1. Mike Montgomery's successor at Cal will have big shoes to fill: The 67-year old Montgomery had a winning record for 16 consecutive years in Pac-12 play (six at Cal, 10 at Stanford). That's beyond impressive. Sustaining success is one of the hardest things to do in college basketball and not many people did it better than Montgomery. The good thing for whoever succeeds Montgomery? There will be plenty of quality players remaining on the Bears' roster. Cal returns a strong core in Jabari Bird, Jordan Mathews, David Kravish, and Tyrone Wallace and should have enough leftover talent to compete for an NCAA Tournament bid in 2015.

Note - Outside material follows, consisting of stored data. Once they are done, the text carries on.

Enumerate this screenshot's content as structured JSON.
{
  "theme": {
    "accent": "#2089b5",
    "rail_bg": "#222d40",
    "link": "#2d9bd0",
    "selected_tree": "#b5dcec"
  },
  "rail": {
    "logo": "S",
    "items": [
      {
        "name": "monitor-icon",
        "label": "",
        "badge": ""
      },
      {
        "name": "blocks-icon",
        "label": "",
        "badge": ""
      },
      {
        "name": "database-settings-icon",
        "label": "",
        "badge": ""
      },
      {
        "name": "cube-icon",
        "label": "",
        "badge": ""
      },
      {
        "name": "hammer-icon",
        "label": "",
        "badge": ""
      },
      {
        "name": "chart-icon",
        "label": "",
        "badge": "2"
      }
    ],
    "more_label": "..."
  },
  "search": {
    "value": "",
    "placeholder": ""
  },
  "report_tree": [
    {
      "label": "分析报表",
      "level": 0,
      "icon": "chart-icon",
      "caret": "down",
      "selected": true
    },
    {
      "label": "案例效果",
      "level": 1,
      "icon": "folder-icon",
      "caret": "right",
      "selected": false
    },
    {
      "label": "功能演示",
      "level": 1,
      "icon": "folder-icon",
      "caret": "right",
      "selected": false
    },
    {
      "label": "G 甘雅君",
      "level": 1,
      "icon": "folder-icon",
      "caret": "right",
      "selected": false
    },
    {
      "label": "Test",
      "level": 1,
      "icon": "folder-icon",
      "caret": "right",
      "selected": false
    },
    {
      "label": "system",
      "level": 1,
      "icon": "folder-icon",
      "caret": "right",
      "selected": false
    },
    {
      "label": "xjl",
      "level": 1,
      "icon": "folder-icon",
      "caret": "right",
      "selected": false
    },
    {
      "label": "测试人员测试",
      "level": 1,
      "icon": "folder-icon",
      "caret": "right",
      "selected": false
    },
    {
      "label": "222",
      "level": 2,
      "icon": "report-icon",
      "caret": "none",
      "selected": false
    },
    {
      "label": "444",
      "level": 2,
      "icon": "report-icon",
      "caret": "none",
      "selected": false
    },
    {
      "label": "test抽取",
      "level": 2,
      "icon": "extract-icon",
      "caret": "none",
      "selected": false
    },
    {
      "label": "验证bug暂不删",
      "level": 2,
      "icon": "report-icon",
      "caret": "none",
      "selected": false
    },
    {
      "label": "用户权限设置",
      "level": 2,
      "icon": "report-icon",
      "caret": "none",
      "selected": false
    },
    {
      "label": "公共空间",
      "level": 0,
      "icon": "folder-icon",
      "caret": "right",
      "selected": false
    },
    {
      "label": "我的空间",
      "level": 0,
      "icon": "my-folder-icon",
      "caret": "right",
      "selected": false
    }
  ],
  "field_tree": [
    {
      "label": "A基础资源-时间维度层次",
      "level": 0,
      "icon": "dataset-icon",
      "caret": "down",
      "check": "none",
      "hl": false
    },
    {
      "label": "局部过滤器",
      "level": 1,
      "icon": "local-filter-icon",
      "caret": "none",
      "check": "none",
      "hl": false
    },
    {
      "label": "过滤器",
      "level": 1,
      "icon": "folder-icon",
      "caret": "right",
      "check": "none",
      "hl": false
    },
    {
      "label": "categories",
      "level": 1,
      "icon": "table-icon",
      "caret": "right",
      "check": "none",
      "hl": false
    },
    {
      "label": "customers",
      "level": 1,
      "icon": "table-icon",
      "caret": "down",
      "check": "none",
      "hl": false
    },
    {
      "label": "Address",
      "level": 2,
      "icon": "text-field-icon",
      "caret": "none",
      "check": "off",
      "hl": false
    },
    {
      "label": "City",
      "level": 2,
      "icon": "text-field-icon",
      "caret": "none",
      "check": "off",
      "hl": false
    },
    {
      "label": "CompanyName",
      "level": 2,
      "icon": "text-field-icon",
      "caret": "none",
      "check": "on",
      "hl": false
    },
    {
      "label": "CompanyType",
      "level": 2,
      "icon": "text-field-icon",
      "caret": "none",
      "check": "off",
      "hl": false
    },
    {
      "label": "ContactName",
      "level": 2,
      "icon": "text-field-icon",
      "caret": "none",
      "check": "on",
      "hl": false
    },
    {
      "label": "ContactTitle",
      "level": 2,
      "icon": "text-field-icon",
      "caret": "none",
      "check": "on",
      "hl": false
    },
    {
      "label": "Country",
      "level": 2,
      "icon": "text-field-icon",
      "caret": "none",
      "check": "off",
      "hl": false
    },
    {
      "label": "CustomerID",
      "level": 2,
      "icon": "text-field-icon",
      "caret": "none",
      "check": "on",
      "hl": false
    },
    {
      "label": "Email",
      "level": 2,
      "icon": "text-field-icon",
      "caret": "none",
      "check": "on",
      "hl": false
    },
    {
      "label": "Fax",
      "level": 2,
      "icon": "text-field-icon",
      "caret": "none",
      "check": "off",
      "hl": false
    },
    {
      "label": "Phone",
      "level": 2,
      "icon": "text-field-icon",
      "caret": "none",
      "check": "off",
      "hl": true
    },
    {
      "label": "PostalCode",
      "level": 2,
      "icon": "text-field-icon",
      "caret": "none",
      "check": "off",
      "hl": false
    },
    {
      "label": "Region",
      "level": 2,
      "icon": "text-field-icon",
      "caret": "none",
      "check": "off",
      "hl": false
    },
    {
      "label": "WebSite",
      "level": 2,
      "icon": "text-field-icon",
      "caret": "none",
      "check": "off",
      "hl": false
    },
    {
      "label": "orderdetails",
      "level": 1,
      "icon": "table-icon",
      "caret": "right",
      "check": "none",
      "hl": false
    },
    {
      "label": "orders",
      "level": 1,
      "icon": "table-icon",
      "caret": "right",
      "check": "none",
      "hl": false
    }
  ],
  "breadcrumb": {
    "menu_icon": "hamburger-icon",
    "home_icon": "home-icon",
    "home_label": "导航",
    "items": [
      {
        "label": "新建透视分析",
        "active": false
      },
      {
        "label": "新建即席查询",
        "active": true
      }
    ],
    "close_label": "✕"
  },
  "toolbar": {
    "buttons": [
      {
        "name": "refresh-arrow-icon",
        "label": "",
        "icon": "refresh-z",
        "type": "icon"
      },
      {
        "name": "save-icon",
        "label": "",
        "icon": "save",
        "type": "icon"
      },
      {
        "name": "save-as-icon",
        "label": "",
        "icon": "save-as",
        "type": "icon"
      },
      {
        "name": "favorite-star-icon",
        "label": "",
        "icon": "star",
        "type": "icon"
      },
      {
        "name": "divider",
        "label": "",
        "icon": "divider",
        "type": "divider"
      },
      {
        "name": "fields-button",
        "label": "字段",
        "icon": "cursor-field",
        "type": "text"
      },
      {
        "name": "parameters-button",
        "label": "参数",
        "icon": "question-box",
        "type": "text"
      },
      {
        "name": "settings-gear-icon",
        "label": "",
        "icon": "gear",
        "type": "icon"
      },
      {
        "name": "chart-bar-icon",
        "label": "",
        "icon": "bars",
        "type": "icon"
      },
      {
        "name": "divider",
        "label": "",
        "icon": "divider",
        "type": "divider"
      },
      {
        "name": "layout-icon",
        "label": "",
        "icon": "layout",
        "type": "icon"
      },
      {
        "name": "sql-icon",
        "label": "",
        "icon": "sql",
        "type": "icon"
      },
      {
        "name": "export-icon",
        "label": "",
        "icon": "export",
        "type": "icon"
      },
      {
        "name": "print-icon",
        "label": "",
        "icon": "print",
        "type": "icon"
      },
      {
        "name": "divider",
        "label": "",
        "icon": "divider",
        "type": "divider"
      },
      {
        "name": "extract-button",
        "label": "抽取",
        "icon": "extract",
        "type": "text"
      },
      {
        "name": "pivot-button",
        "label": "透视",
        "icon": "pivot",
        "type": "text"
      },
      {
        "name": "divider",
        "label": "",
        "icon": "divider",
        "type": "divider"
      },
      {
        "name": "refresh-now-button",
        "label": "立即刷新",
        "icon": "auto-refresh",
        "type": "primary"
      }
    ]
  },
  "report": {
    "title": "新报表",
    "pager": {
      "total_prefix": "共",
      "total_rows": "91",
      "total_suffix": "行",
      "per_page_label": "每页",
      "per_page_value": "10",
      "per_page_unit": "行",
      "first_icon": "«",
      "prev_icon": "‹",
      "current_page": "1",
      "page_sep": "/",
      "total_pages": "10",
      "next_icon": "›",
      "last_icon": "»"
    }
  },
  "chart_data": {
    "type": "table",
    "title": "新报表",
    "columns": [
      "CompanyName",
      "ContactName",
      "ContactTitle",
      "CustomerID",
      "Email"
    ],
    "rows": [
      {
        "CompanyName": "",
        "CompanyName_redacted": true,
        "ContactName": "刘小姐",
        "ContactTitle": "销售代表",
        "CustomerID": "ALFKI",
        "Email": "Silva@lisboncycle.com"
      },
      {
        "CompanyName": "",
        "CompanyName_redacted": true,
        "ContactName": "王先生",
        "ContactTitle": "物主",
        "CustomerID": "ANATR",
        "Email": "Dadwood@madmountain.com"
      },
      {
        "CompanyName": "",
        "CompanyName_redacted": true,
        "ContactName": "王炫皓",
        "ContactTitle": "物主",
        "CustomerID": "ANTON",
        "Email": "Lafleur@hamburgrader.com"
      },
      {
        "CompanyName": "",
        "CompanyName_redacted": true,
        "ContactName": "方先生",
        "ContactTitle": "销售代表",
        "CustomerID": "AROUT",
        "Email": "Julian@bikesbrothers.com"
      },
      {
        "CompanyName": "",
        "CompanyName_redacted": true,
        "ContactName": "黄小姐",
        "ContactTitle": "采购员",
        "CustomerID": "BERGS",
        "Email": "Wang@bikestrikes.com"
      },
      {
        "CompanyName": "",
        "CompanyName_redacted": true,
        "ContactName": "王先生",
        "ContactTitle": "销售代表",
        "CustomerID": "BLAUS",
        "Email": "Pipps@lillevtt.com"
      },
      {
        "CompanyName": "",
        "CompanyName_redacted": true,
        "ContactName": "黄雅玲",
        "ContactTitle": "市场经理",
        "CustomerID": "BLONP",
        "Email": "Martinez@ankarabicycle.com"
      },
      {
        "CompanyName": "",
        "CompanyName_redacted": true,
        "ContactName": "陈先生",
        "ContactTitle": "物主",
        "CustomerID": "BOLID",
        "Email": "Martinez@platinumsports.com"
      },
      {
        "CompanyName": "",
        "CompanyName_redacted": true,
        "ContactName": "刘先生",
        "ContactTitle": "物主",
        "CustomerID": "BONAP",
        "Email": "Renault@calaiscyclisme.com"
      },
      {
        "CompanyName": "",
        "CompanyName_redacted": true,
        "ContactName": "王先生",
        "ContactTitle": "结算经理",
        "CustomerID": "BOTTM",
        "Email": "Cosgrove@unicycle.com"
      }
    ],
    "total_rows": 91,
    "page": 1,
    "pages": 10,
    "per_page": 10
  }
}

2. Dominique Hawkins played a big role in Kentucky's win: The 6-foot guard didn't score a point or take a shot in the Wildcats' 75-72 win over the Wolverines, but he did an unbelievable job defensively on Nik Stauskas in the second portion of the game. The Michigan star sliced up Kentucky's defense for 18 points in the first half but then everything changed after halftime. John Calipari put Hawkins on Stauskas for large stretches in the second half and gave the freshman pit bull no help side responsibilities on defense. Stauskas only scored six points after halftime and two of them were at the free throw line late in the game. The performance by Hawkins again reiterates that players can still have a major impact on a game without showing up in the box score.

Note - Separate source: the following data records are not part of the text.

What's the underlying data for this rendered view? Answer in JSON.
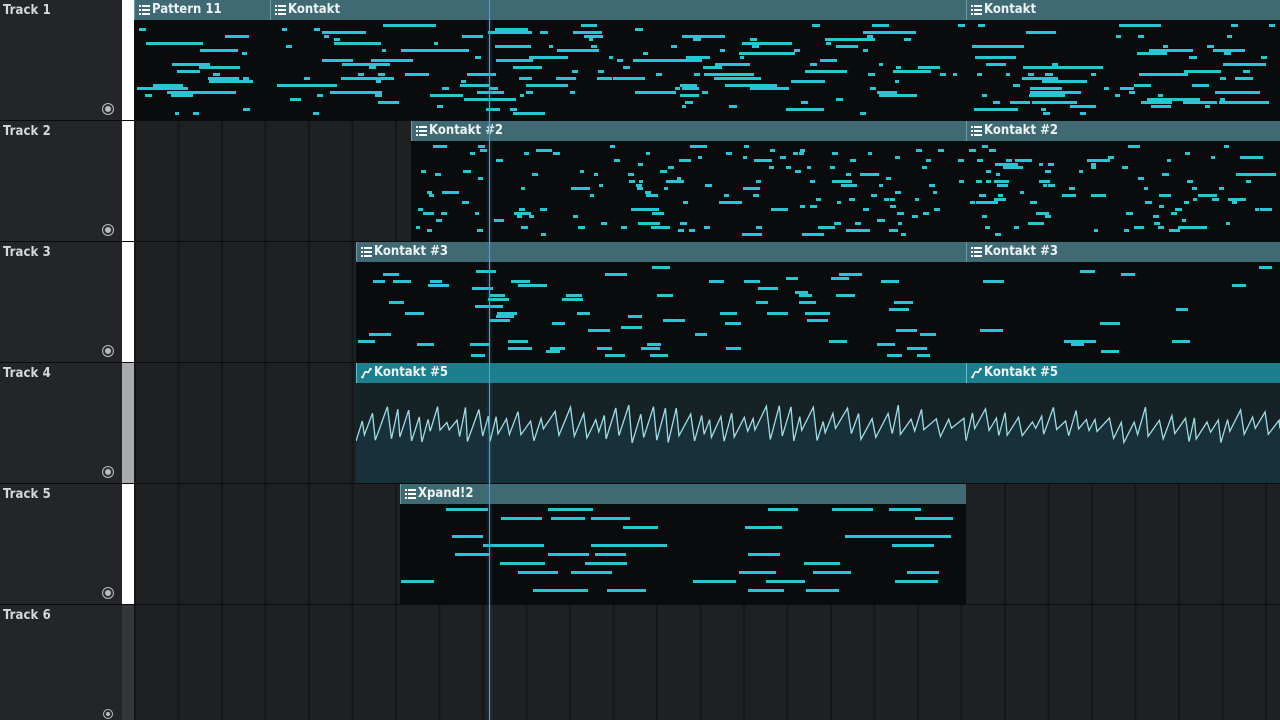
{
  "tracks": [
    {
      "name": "Track 1"
    },
    {
      "name": "Track 2"
    },
    {
      "name": "Track 3"
    },
    {
      "name": "Track 4"
    },
    {
      "name": "Track 5"
    },
    {
      "name": "Track 6"
    }
  ],
  "clips": {
    "pattern_11": "Pattern 11",
    "kontakt_a": "Kontakt",
    "kontakt_b": "Kontakt",
    "kontakt2_a": "Kontakt #2",
    "kontakt2_b": "Kontakt #2",
    "kontakt3_a": "Kontakt #3",
    "kontakt3_b": "Kontakt #3",
    "kontakt5_a": "Kontakt #5",
    "kontakt5_b": "Kontakt #5",
    "xpand2": "Xpand!2"
  },
  "colors": {
    "note": "#27c6d2",
    "clip_header": "#3f6a74",
    "automation_header": "#1c7f8e",
    "playhead": "#3aa9d8"
  },
  "icons": {
    "pattern": "pattern-clip-icon",
    "automation": "automation-clip-icon"
  }
}
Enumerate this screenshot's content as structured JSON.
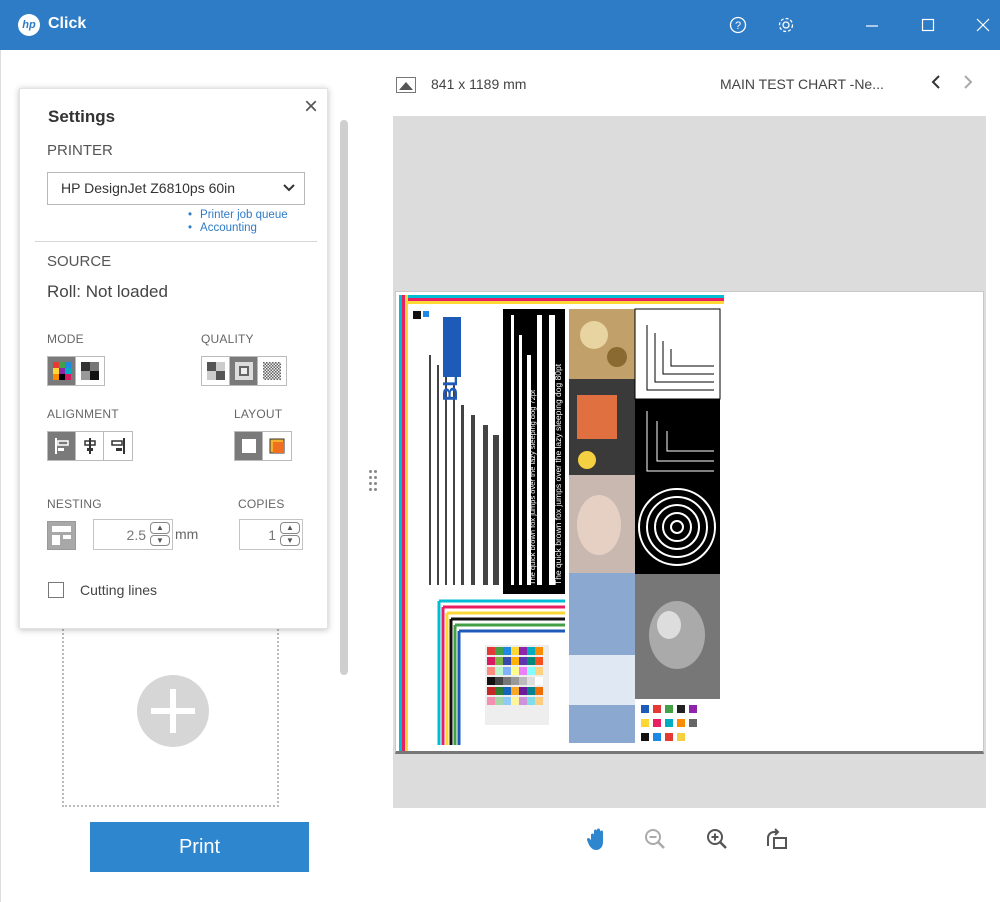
{
  "titlebar": {
    "app_logo": "hp",
    "app_title": "Click",
    "help_icon": "help-icon",
    "settings_icon": "gear-icon",
    "minimize_icon": "minimize-icon",
    "maximize_icon": "maximize-icon",
    "close_icon": "close-icon",
    "color": "#2e7bc6"
  },
  "settings": {
    "title": "Settings",
    "printer_label": "PRINTER",
    "printer_value": "HP DesignJet Z6810ps 60in",
    "links": [
      "Printer job queue",
      "Accounting"
    ],
    "source_label": "SOURCE",
    "source_value": "Roll: Not loaded",
    "mode_label": "MODE",
    "quality_label": "QUALITY",
    "alignment_label": "ALIGNMENT",
    "layout_label": "LAYOUT",
    "nesting_label": "NESTING",
    "nesting_value": "2.5",
    "nesting_unit": "mm",
    "copies_label": "COPIES",
    "copies_value": "1",
    "cutting_lines_label": "Cutting lines"
  },
  "print_button": "Print",
  "preview": {
    "size": "841 x 1189 mm",
    "doc_name": "MAIN TEST CHART -Ne...",
    "chart_logo": "BLI",
    "chart_text": [
      "The quick brown fox jumps over the lazy sleeping dog 72pt",
      "The quick brown fox jumps over the lazy sleeping dog 80pt"
    ]
  },
  "toolbar": [
    "hand-icon",
    "zoom-out-icon",
    "zoom-in-icon",
    "rotate-icon"
  ]
}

3. South Florida's hire of Orlando Antigua is perfect move at perfect time: Why does this move make so much sense? It's real simple. The location of this job falls right into Antigua's wheel house. After serving as head coach of the Dominican Republic's national team last summer, Antigua will be in a prime spot to immediately aid the Bulls' program with his international rolodex. South Florida has easy access to several foreign hotbeds that the longtime Wildcats' assistant can tap into immediately. Another reason to like this hire? Pedigree. Antigua has been with John Calipari since Calipari's last season at Memphis in 2009 and will begin his first head coaching job with three Final Fours and a national championship on his resume. The personnel on the Bulls' roster isn't terrible either. South Florida has two quality young big men in freshmen Chris Perry and John Egbunu along with a talented point guard in Anthony Collins, who only played eight games this past season due to a knee injury. If Collins can get healthy and Antigua can add a perimeter piece or two in the late signing period, the Bulls will have a chance to make a jump next season in the American.

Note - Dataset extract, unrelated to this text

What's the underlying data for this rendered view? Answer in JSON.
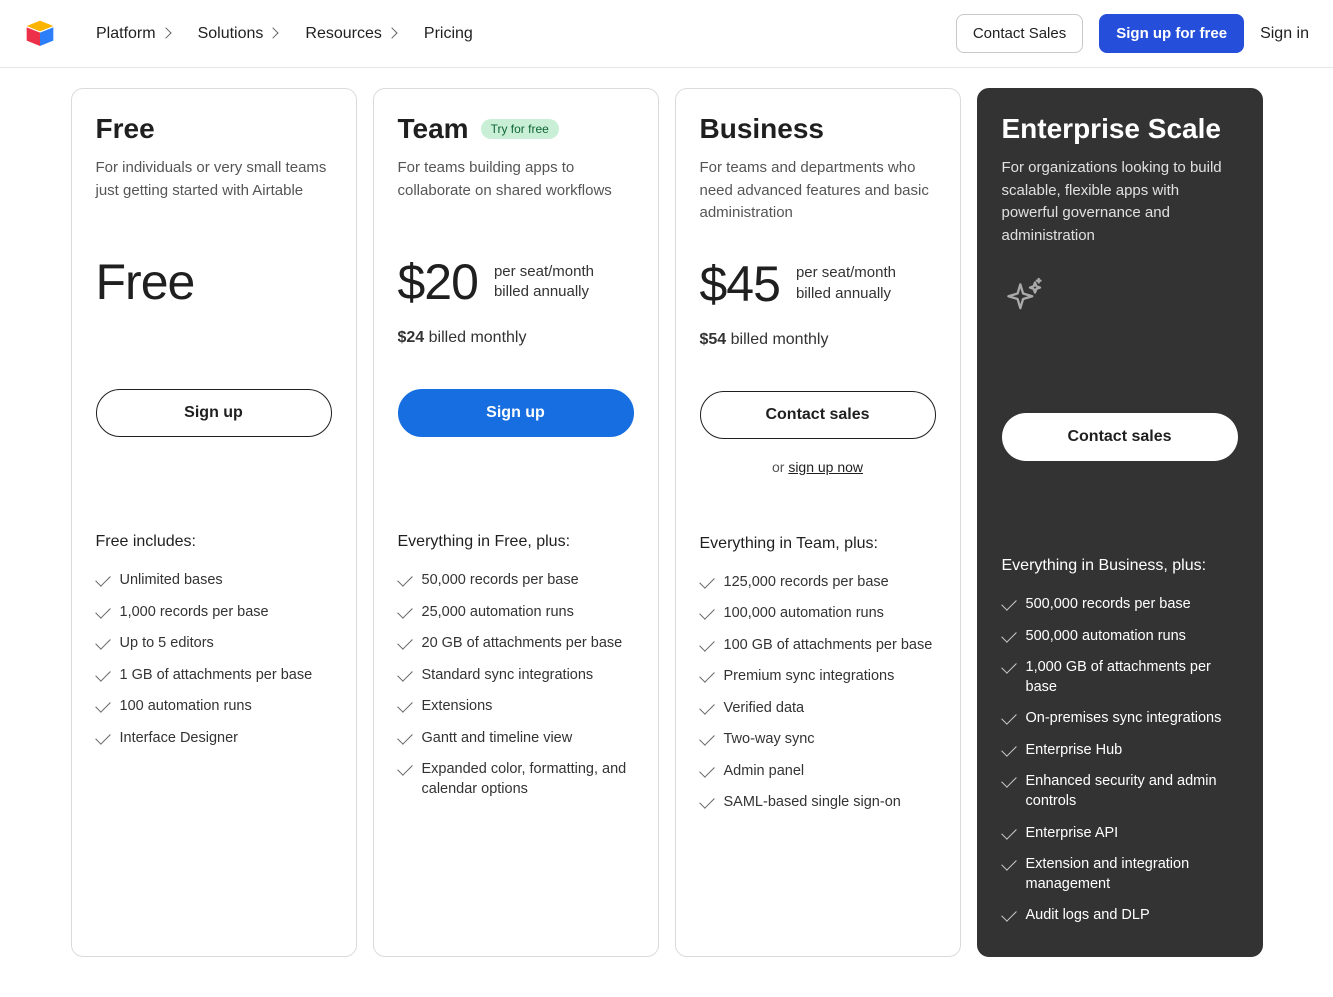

4. If John Lucas winds up at Houston, expect Myles Turner to follow: And that would create major shock waves throughout college basketball. Lucas has emerged as a legitimate candidate for the opening at Houston and multiple sources have told CBSSports.com that the top remaining high school player in America will follow him if he indeed becomes the next head coach of the Cougars. Lucas has worked out Turner on a near daily basis over the past few months and is in his ear more than anyone during the recruiting process. Houston has struggled to be relevant nationally since the mid 1980s, but that would immediately change if it hired Lucas and he brought the 7-foot Turner along for the ride. With Turner, TaShawn Thomas, DanuelHouse, Danrad "Chicken" Knowles, and point guard L.J. Rose, the Cougars will immediately be able to compete with every team they'd have to play in the American.
5. UConn's run proves SMU should have been in the tourney: I usually let things like this go immediately after Selection Sunday, but the facts are the facts. The Mustangs swept UConn this season and now the Huskies are now headed to the Final Four. I'm well aware that Larry Brown's team had a few bad losses but they also had several impressive wins and two of them were against UConn. The Mustangs belonged in the NCAA Tournament and that's just a fact of life. Instead, SMU will play in the Final Four of the NIT this week at Madison Square Garden and while that's still an important step for this program, the Mustangs still deserved the opportunity to compete in the field of 68. There's only one way to describe this situation -- a miscarriage of justice.